The four men are members of a group called Resistant Citizen, which has held demonstrations around the Thai capital in defiance of the military government which came to power after a coup in May.
The men were released late on Monday by a military court in Bangkok following interrogation by police. Prosecutors have asked them to report on March 27 to decide whether to press charges against the four.
“It is a landmark case. Hundreds have been sent to military court since the coup but this case is an outright persecution of peaceful expression of dissent,” said Sunai Phasuk of Human Rights Watch.
The four are Arnon Numpa, 30, a rights lawyer, Sirawith Seritiwat, 24, a student, Punsak Srithep, 48, an activist whose son was killed in a 2010 army crackdown on anti-government protesters, and Wannakiet Choosuwan, 36, a taxi driver.
They held a pro-election demonstration in February and set up mock voting tables.
Arnon also faces additional charges under a tough computer crime laws for Facebook messages he posted.
Sunai said the case against them was a direct violation of their right to freedom of assembly and it would likely stir disgruntlement with the military government.

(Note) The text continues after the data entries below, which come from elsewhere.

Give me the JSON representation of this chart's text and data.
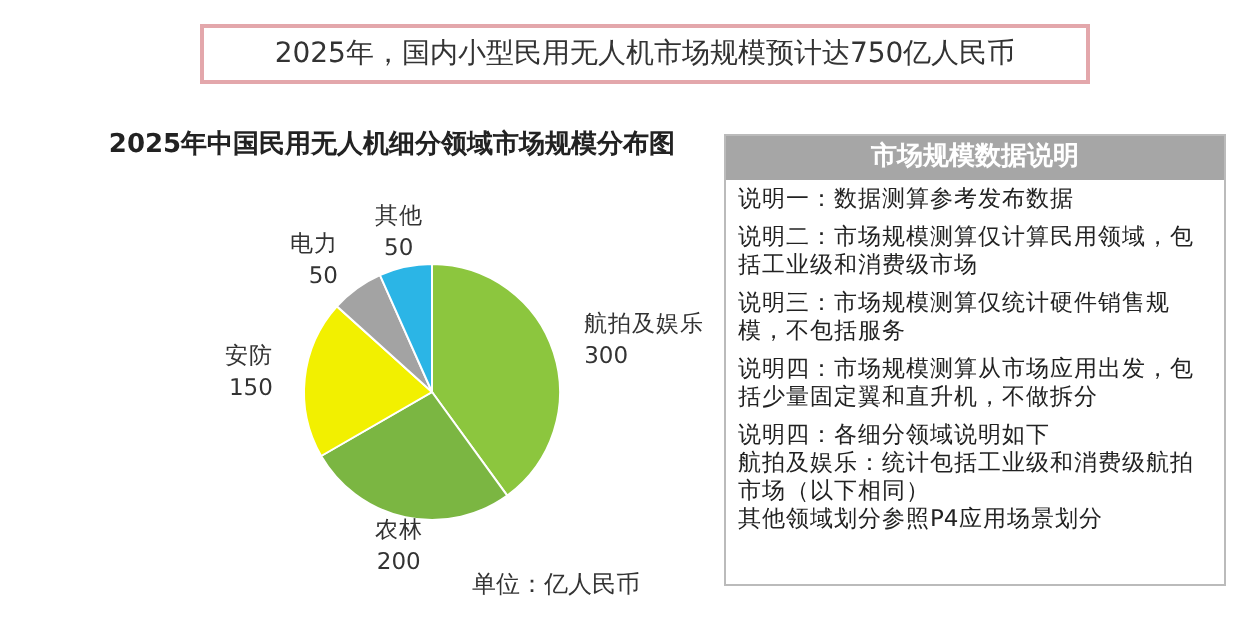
{
  "chart_data": [
    {
      "type": "pie",
      "title": "2025年，国内小型民用无人机市场规模预计达750亿人民币",
      "subtitle": "2025年中国民用无人机细分领域市场规模分布图",
      "categories": [
        "航拍及娱乐",
        "农林",
        "安防",
        "电力",
        "其他"
      ],
      "values": [
        300,
        200,
        150,
        50,
        50
      ],
      "colors": [
        "#8cc63e",
        "#7bb642",
        "#f2f000",
        "#a3a3a3",
        "#2bb5e6"
      ],
      "data_labels": true,
      "annotations": [
        "单位：亿人民币"
      ]
    },
    {
      "type": "other",
      "title": "市场规模数据说明",
      "annotations": [
        "说明一：数据测算参考发布数据",
        "说明二：市场规模测算仅计算民用领域，包括工业级和消费级市场",
        "说明三：市场规模测算仅统计硬件销售规模，不包括服务",
        "说明四：市场规模测算从市场应用出发，包括少量固定翼和直升机，不做拆分",
        "说明四：各细分领域说明如下",
        "航拍及娱乐：统计包括工业级和消费级航拍市场（以下相同）",
        "其他领域划分参照P4应用场景划分"
      ]
    }
  ]
}
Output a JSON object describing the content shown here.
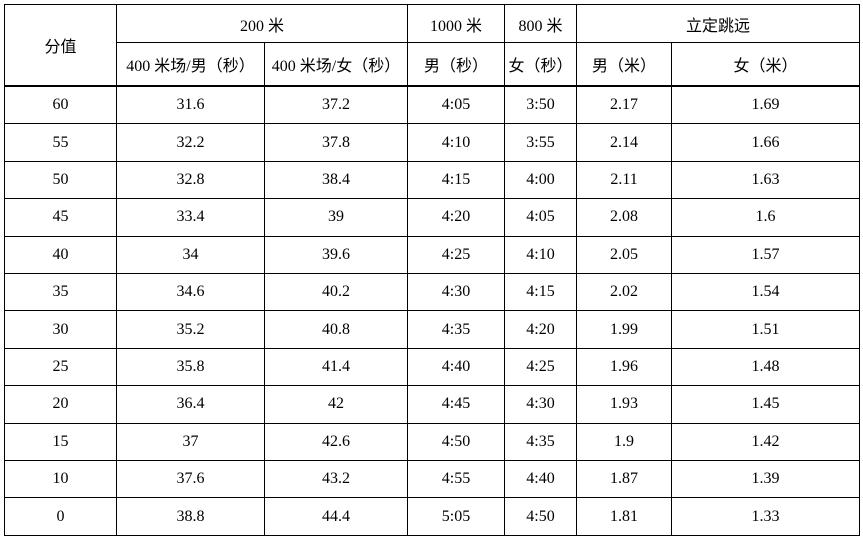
{
  "table": {
    "score_header": "分值",
    "top_headers": [
      {
        "label": "200 米"
      },
      {
        "label": "1000 米"
      },
      {
        "label": "800 米"
      },
      {
        "label": "立定跳远"
      }
    ],
    "sub_headers": [
      "400 米场/男（秒）",
      "400 米场/女（秒）",
      "男（秒）",
      "女（秒）",
      "男（米）",
      "女（米）"
    ],
    "rows": [
      [
        "60",
        "31.6",
        "37.2",
        "4:05",
        "3:50",
        "2.17",
        "1.69"
      ],
      [
        "55",
        "32.2",
        "37.8",
        "4:10",
        "3:55",
        "2.14",
        "1.66"
      ],
      [
        "50",
        "32.8",
        "38.4",
        "4:15",
        "4:00",
        "2.11",
        "1.63"
      ],
      [
        "45",
        "33.4",
        "39",
        "4:20",
        "4:05",
        "2.08",
        "1.6"
      ],
      [
        "40",
        "34",
        "39.6",
        "4:25",
        "4:10",
        "2.05",
        "1.57"
      ],
      [
        "35",
        "34.6",
        "40.2",
        "4:30",
        "4:15",
        "2.02",
        "1.54"
      ],
      [
        "30",
        "35.2",
        "40.8",
        "4:35",
        "4:20",
        "1.99",
        "1.51"
      ],
      [
        "25",
        "35.8",
        "41.4",
        "4:40",
        "4:25",
        "1.96",
        "1.48"
      ],
      [
        "20",
        "36.4",
        "42",
        "4:45",
        "4:30",
        "1.93",
        "1.45"
      ],
      [
        "15",
        "37",
        "42.6",
        "4:50",
        "4:35",
        "1.9",
        "1.42"
      ],
      [
        "10",
        "37.6",
        "43.2",
        "4:55",
        "4:40",
        "1.87",
        "1.39"
      ],
      [
        "0",
        "38.8",
        "44.4",
        "5:05",
        "4:50",
        "1.81",
        "1.33"
      ]
    ]
  }
}
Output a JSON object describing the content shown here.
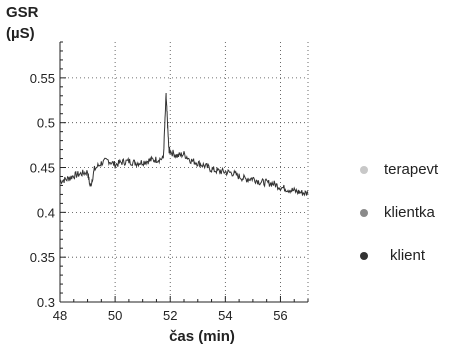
{
  "chart_data": {
    "type": "line",
    "ylabel_lines": [
      "GSR",
      "(µS)"
    ],
    "xlabel": "čas (min)",
    "xlim": [
      48,
      57
    ],
    "ylim": [
      0.3,
      0.59
    ],
    "x_ticks": [
      48,
      50,
      52,
      54,
      56
    ],
    "x_tick_labels": [
      "48",
      "50",
      "52",
      "54",
      "56"
    ],
    "y_ticks": [
      0.3,
      0.35,
      0.4,
      0.45,
      0.5,
      0.55
    ],
    "y_tick_labels": [
      "0.3",
      "0.35",
      "0.4",
      "0.45",
      "0.5",
      "0.55"
    ],
    "grid": "dotted",
    "legend_position": "right",
    "series": [
      {
        "name": "terapevt",
        "color": "#c8c8c8",
        "x": [],
        "y": []
      },
      {
        "name": "klientka",
        "color": "#8a8a8a",
        "x": [],
        "y": []
      },
      {
        "name": "klient",
        "color": "#333333",
        "x": [
          48.0,
          48.25,
          48.5,
          48.75,
          49.0,
          49.1,
          49.25,
          49.5,
          49.75,
          50.0,
          50.25,
          50.5,
          50.75,
          51.0,
          51.25,
          51.5,
          51.75,
          51.85,
          51.9,
          51.95,
          52.0,
          52.25,
          52.5,
          52.75,
          53.0,
          53.25,
          53.5,
          53.75,
          54.0,
          54.25,
          54.5,
          54.75,
          55.0,
          55.25,
          55.5,
          55.75,
          56.0,
          56.25,
          56.5,
          56.75,
          57.0
        ],
        "y": [
          0.435,
          0.437,
          0.441,
          0.443,
          0.445,
          0.428,
          0.448,
          0.455,
          0.458,
          0.453,
          0.456,
          0.457,
          0.455,
          0.456,
          0.458,
          0.459,
          0.46,
          0.53,
          0.5,
          0.47,
          0.468,
          0.463,
          0.465,
          0.458,
          0.455,
          0.452,
          0.448,
          0.446,
          0.445,
          0.444,
          0.44,
          0.437,
          0.438,
          0.434,
          0.433,
          0.432,
          0.428,
          0.426,
          0.424,
          0.422,
          0.421
        ]
      }
    ]
  }
}
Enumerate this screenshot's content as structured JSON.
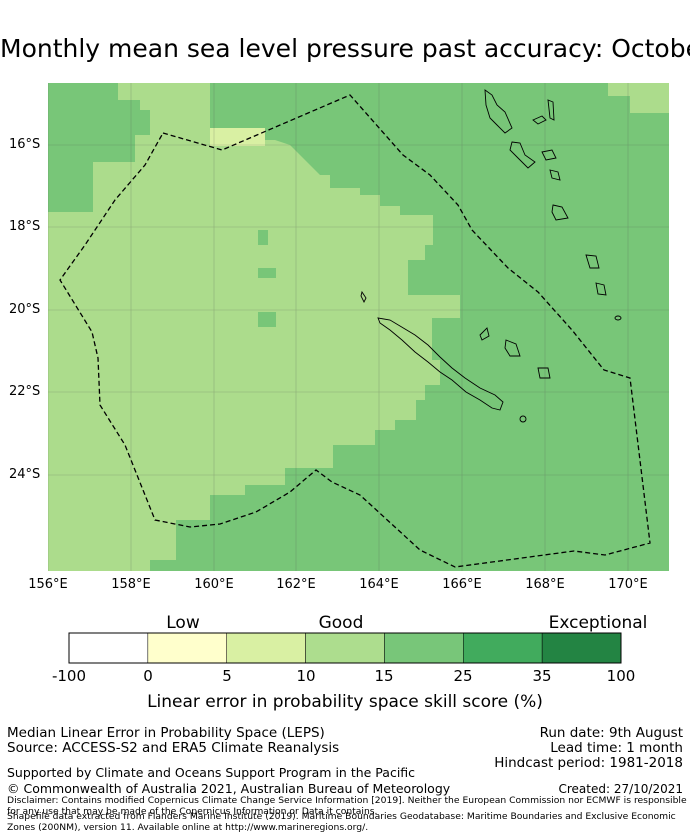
{
  "title": "Monthly mean sea level pressure past accuracy: October",
  "map": {
    "lat_labels": [
      "16°S",
      "18°S",
      "20°S",
      "22°S",
      "24°S"
    ],
    "lon_labels": [
      "156°E",
      "158°E",
      "160°E",
      "162°E",
      "164°E",
      "166°E",
      "168°E",
      "170°E"
    ],
    "colors": {
      "low": "#acdc8c",
      "mid": "#78c678",
      "pale": "#d9f0a3",
      "dashed": "#000000"
    }
  },
  "colorbar": {
    "categories": [
      "Low",
      "Good",
      "Exceptional"
    ],
    "ticks": [
      "-100",
      "0",
      "5",
      "10",
      "15",
      "25",
      "35",
      "100"
    ],
    "colors": [
      "#ffffff",
      "#ffffcc",
      "#d9f0a3",
      "#addd8e",
      "#78c679",
      "#41ab5d",
      "#238443"
    ],
    "label": "Linear error in probability space skill score (%)"
  },
  "info": {
    "metric": "Median Linear Error in Probability Space (LEPS)",
    "source": "Source: ACCESS-S2 and ERA5 Climate Reanalysis",
    "run_date": "Run date: 9th August",
    "lead_time": "Lead time: 1 month",
    "hindcast": "Hindcast period: 1981-2018",
    "support": "Supported by Climate and Oceans Support Program in the Pacific",
    "copyright": "© Commonwealth of Australia 2021, Australian Bureau of Meteorology",
    "created": "Created: 27/10/2021",
    "disclaimer1": "Disclaimer: Contains modified Copernicus Climate Change Service Information [2019]. Neither the European Commission nor ECMWF is responsible for any use that may be made of the Copernicus Information or Data it contains.",
    "disclaimer2": "Shapefile data extracted from Flanders Marine Institute (2019). Maritime Boundaries Geodatabase: Maritime Boundaries and Exclusive Economic Zones (200NM), version 11. Available online at http://www.marineregions.org/."
  }
}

“The case is an important benchmark. Students have started to push back and are calling for a gathering at Thammasat University to oppose military courts.”
Under martial law, which has been in place since May, gatherings of more than five people are banned.
“Today the court did not detain us,” said Arnon. “We are ready to fight to on. We did not do anything wrong.”
Dozens of supporters showed up outside the military court in Bangkok. Some wore white shirts with the words “We are friends” in Thai and English.
Since taking power, the junta, known as the National Council for Peace and Order, has issued directives that have largely stifled dissent. It has said it has no immediate plans to lift martial law.
Thailand has been divided for a decade by rivalry between populist former Prime Minister Thaksin Shinawatra and the royalist and military establishment which sees the self-exiled Thaksin as a threat to the status quo.
The military seized power after months of at times violent protests against a government led by Thaksin’s sister, Yingluck Shinawatra.